PGN: What had you so down?

MS: I’d broken up a long-term relationship and was realizing how toxic it was.

 

PGN: It’s good that you share that; it lets people know that even you can have the same problems that others may be going through.

MS: One of the things we’ve always tried to do was address problems, good and bad. Years ago, I remember hearing about a growing problem in the community with meth and I called Nurit Shein at Mazzoni. I asked her about it and suggested that more than just doing a story on it, we do a whole campaign on the subject, with PSAs in every paper. She loved the idea and we went ahead. We got so much pushback, I was astonished. I called her and said, “Look, I’ve dealt with worse than this, but are you OK with continuing?” Happily, she said yes. We have to face the issues in our community and the reasons why. The columns that are award-winning are the ones written from passion. The angriest chapter in my book is about AIDS.

 

PGN: We haven’t even spoken about the epidemic and how it affected you.

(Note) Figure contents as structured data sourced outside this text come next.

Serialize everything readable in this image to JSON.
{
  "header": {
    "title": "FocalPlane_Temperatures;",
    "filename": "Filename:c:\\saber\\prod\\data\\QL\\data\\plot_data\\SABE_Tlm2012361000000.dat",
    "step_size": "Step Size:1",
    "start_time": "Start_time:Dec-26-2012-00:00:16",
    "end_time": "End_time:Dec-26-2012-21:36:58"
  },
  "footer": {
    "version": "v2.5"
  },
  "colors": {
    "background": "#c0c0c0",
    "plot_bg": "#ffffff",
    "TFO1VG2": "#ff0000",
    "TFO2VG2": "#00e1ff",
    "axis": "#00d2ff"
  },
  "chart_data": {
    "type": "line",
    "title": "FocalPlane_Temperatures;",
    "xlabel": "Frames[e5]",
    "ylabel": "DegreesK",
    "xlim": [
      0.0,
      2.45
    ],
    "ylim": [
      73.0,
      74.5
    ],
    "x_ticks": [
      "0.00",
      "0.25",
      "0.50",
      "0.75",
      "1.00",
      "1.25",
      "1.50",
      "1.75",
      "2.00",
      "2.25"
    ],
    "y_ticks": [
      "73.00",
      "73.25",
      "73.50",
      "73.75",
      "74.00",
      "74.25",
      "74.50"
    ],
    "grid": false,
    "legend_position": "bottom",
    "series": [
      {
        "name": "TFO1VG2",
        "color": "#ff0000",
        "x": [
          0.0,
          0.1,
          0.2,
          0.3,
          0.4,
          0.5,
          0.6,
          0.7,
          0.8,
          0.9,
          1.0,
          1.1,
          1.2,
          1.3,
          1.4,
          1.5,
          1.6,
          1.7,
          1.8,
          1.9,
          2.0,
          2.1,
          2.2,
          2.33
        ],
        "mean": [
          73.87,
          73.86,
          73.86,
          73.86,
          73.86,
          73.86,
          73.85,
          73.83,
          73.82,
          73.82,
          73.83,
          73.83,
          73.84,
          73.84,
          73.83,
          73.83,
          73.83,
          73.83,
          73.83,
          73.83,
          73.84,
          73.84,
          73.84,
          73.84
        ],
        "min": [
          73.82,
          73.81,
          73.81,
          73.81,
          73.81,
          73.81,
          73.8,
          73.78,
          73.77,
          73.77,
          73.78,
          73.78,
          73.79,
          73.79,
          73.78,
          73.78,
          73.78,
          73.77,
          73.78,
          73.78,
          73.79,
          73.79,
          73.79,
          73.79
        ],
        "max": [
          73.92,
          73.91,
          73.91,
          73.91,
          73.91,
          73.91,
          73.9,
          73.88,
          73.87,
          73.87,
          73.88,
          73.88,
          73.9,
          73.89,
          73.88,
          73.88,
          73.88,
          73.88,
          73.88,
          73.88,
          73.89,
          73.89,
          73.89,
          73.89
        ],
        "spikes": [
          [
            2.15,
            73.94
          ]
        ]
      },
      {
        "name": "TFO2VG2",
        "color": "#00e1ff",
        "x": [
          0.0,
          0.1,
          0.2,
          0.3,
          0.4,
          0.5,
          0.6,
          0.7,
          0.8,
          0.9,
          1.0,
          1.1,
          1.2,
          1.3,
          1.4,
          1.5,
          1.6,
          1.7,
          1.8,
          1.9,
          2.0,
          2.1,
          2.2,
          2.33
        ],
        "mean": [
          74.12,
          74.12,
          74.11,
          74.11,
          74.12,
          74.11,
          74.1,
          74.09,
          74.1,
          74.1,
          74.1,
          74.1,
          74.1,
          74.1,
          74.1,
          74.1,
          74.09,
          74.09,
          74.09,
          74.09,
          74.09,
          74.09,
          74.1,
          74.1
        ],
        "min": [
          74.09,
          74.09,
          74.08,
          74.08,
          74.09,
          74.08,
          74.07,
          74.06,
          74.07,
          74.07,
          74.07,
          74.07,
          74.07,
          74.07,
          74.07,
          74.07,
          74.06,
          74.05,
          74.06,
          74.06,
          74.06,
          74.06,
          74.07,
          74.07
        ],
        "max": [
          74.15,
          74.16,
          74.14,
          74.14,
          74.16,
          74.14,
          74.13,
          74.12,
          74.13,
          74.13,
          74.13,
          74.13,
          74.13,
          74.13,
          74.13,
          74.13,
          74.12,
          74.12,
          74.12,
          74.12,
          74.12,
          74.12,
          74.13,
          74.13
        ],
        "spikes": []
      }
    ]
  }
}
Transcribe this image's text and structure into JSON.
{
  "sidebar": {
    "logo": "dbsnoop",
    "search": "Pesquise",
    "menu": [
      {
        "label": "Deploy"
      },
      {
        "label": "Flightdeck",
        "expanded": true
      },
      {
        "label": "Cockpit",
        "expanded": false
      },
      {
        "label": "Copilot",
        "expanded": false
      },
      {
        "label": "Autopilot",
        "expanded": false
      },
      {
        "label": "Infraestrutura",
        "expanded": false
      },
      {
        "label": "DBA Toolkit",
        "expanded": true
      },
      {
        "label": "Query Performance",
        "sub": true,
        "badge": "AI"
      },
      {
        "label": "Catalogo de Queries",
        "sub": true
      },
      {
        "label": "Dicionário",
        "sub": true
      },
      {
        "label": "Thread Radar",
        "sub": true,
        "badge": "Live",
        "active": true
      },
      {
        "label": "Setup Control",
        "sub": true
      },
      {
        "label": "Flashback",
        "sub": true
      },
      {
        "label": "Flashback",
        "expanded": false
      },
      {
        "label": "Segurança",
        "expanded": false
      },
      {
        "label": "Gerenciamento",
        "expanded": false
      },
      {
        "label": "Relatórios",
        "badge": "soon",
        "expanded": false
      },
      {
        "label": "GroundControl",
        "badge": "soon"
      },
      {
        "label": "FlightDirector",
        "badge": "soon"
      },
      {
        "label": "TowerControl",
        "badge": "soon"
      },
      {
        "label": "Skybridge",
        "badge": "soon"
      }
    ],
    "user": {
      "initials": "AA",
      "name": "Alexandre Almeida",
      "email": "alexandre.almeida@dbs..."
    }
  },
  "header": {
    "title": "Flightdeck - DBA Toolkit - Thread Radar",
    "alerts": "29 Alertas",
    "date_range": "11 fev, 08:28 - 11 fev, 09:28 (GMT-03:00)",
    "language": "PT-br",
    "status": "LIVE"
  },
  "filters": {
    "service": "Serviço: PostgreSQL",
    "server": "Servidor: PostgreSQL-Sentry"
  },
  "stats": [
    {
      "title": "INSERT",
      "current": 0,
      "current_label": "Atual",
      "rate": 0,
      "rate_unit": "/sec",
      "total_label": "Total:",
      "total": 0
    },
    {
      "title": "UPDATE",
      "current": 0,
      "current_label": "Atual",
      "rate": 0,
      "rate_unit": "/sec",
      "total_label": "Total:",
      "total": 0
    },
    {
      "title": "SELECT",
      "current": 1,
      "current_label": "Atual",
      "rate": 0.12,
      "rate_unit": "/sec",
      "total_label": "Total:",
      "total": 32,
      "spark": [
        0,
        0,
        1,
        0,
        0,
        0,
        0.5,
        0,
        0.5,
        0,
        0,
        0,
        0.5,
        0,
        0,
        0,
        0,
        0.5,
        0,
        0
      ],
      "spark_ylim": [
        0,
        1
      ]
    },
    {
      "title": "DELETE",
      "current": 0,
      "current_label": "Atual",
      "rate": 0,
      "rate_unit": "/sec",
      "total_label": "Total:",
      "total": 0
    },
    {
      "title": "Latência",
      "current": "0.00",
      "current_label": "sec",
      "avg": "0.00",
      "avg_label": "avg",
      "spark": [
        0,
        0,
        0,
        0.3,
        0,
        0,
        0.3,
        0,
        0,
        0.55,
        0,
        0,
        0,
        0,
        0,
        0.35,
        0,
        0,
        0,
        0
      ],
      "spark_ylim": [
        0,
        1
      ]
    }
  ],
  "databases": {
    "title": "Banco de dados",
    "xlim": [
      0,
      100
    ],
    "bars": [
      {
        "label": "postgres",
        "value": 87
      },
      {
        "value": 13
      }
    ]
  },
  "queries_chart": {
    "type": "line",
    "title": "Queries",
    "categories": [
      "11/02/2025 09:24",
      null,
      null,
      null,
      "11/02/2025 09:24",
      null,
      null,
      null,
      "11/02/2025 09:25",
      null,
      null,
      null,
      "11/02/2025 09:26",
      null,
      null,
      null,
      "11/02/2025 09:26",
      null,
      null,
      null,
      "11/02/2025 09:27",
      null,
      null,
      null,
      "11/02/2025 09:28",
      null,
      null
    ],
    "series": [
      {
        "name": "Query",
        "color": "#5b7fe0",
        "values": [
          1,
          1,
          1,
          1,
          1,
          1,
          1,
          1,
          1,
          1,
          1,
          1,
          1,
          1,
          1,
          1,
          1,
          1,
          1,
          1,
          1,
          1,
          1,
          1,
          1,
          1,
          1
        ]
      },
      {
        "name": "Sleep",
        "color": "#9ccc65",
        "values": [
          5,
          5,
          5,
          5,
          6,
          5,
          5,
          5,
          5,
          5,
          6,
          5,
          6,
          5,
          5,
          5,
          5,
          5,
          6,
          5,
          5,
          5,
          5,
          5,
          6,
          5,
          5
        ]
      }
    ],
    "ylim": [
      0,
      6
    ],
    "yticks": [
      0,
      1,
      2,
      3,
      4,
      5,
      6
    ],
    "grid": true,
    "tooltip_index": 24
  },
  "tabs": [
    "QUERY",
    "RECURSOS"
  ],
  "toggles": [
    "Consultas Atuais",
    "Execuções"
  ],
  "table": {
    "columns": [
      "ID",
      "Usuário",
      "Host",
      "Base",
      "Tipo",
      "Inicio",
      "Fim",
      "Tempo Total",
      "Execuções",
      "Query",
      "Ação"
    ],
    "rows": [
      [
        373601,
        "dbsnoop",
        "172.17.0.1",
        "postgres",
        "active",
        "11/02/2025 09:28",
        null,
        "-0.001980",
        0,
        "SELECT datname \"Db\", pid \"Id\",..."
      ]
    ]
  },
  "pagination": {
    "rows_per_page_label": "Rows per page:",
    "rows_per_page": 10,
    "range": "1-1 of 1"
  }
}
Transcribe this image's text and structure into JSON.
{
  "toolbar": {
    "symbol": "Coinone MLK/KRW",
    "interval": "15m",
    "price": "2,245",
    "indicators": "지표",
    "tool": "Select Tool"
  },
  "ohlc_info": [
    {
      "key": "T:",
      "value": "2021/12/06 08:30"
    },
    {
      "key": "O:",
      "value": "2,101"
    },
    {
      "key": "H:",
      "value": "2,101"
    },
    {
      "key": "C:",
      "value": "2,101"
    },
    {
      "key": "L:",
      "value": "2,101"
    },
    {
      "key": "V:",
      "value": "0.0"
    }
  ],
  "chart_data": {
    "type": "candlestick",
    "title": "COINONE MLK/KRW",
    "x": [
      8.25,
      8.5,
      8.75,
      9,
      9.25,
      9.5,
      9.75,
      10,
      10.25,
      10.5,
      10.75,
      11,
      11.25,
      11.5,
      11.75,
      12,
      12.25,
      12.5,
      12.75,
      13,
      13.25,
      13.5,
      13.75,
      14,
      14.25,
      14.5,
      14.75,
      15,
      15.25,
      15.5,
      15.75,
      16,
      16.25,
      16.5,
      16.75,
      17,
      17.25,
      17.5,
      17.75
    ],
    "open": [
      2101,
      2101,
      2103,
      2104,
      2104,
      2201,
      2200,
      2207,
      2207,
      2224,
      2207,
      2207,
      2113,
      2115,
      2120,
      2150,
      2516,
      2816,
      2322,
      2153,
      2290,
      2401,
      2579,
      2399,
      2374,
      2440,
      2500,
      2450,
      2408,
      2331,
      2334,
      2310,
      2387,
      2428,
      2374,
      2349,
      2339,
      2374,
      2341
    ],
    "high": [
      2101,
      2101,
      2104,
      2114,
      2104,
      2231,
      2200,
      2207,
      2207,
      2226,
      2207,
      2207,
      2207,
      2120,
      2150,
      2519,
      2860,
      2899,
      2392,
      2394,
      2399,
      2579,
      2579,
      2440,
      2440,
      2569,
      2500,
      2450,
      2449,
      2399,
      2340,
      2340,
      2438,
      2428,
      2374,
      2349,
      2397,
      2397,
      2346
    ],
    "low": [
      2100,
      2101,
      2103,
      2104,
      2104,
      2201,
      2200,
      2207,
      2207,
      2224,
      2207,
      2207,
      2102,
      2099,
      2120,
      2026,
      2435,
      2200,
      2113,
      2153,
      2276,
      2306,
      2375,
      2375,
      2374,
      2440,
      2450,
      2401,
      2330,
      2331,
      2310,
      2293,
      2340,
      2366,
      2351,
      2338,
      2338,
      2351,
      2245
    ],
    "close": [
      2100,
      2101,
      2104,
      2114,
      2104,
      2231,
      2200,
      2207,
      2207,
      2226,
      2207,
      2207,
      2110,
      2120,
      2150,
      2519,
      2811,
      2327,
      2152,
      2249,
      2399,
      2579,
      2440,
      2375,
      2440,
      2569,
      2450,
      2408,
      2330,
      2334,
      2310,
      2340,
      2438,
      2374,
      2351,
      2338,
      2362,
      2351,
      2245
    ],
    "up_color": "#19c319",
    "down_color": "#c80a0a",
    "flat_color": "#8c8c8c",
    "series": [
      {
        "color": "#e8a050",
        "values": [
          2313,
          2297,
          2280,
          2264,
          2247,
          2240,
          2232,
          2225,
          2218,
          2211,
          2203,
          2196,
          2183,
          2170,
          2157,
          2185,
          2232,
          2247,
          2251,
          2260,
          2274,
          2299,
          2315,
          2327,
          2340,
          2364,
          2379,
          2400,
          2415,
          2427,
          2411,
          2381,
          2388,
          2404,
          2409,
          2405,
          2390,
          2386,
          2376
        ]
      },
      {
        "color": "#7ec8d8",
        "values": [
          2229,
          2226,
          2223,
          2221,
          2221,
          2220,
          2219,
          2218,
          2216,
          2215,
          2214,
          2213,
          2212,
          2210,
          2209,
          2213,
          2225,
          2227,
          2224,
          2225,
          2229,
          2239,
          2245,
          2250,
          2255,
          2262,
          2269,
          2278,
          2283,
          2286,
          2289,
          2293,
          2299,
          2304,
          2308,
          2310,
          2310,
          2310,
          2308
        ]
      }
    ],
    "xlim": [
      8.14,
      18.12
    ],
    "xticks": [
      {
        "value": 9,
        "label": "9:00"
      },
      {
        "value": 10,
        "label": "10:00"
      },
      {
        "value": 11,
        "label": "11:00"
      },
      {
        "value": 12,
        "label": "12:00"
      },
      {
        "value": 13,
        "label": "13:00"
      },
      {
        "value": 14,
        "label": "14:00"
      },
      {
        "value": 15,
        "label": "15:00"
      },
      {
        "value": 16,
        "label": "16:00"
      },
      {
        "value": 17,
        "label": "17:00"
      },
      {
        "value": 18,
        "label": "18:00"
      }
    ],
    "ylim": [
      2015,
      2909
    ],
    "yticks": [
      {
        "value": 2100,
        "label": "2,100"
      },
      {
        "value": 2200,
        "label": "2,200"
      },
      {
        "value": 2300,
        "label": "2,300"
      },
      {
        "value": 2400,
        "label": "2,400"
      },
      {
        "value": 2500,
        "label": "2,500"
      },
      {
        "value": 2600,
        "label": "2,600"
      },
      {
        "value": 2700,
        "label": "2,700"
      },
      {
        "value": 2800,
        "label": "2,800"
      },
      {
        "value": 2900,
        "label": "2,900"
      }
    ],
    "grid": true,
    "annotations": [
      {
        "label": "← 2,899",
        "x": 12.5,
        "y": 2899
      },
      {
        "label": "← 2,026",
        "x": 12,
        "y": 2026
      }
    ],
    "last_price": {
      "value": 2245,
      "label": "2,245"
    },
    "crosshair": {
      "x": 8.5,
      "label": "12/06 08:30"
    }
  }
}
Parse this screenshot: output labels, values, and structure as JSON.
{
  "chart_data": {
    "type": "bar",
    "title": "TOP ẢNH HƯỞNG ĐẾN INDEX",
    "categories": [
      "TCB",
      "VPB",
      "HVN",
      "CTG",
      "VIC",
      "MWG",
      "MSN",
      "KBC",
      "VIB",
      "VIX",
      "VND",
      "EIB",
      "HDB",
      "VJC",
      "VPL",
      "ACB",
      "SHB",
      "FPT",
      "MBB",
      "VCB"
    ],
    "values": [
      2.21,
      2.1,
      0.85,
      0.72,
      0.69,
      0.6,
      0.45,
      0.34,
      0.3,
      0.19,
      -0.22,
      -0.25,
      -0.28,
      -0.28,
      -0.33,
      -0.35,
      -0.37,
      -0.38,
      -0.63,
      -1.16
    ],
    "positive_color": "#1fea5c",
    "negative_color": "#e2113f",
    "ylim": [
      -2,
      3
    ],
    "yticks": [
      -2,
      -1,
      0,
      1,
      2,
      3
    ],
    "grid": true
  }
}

MS: Let me give you one statistic. I’m proud that the man who wrote “Body Count,” the definitive book on AIDS in America, proofread that chapter before I published it. It’s the only one I wanted someone to fact check for me. I wrote that in just the United States of America, over 500,000 people have died from HIV/AIDS. He corrected that; the correct number is over 600,000. Think about that. That’s more than all the people who have died in recent conflicts. People of my generation went through a war. We got used to people saying, “OK, I’m going to go commit suicide, nice knowing you.” That was common! And is anybody doing anything for post-traumatic stress? It was hell on earth and we were all scarred by it. The silence around it is stunning to me. But we rose up through it, and it taught us how to organize. We made the medical community change its methods and where did people look for information? LGBT media. It was a war, but once we got through it, it changed us for the better.

 

PGN: True. Random questions. Play any instruments?

MS: I learned a little organ when I was a kid, but couldn’t play it now.

 

PGN: Worst clothing disaster?

MS: In the 1970s, flashy prints were all the rage. I couldn’t afford clothes so my mother decided she was going to sew. She made me this shirt that was a little bit off — one arm longer than the other — but I still wore it with pride since she made it for me. I still have it! The other “clothing” disaster was with the former spouse I mentioned. He didn’t like the way I looked and wanted to change me. I was losing my hair so he decided I should wear a toupee; it was the most uncomfortable and hateful thing I’ve ever worn in my life. As soon as he was gone, it was gone too.

 

PGN: Who would you contact at a séance, outside of family?

MS: Oscar Wilde or Abraham Lincoln. No wait, Baron von Steuben. I have a fascination with him. He was a gay man and if it wasn’t for his military expertise, there would be no United States today. Or maybe Ben Franklin, who I call the father of “Don’t Ask, Don’t Tell,” since he hired von Steuben. I love gay history.

 

PGN: Any hobbies?

MS: I’m a huge Sondheim buff, I love musicals. I’m also an architectural buff and I’m pretty handy with a hammer. I love doing sheet rock; I haven’t done it for years but I can do it seamlessly, which is an art. But I’m no longer allowed to do stuff around the house. Last time I was on a ladder, I shattered my heel and was in a wheelchair for 90 days. I’m also into anthropology, which is leading me to genealogy. It’s what drew me back to Odessa to see where the family was murdered.

 

PGN: Favorite movie line?

MS: From Auntie Mame, she says, “Life is a banquet and most poor suckers are starving to death.” It became my motto. I think I’ve done pretty well.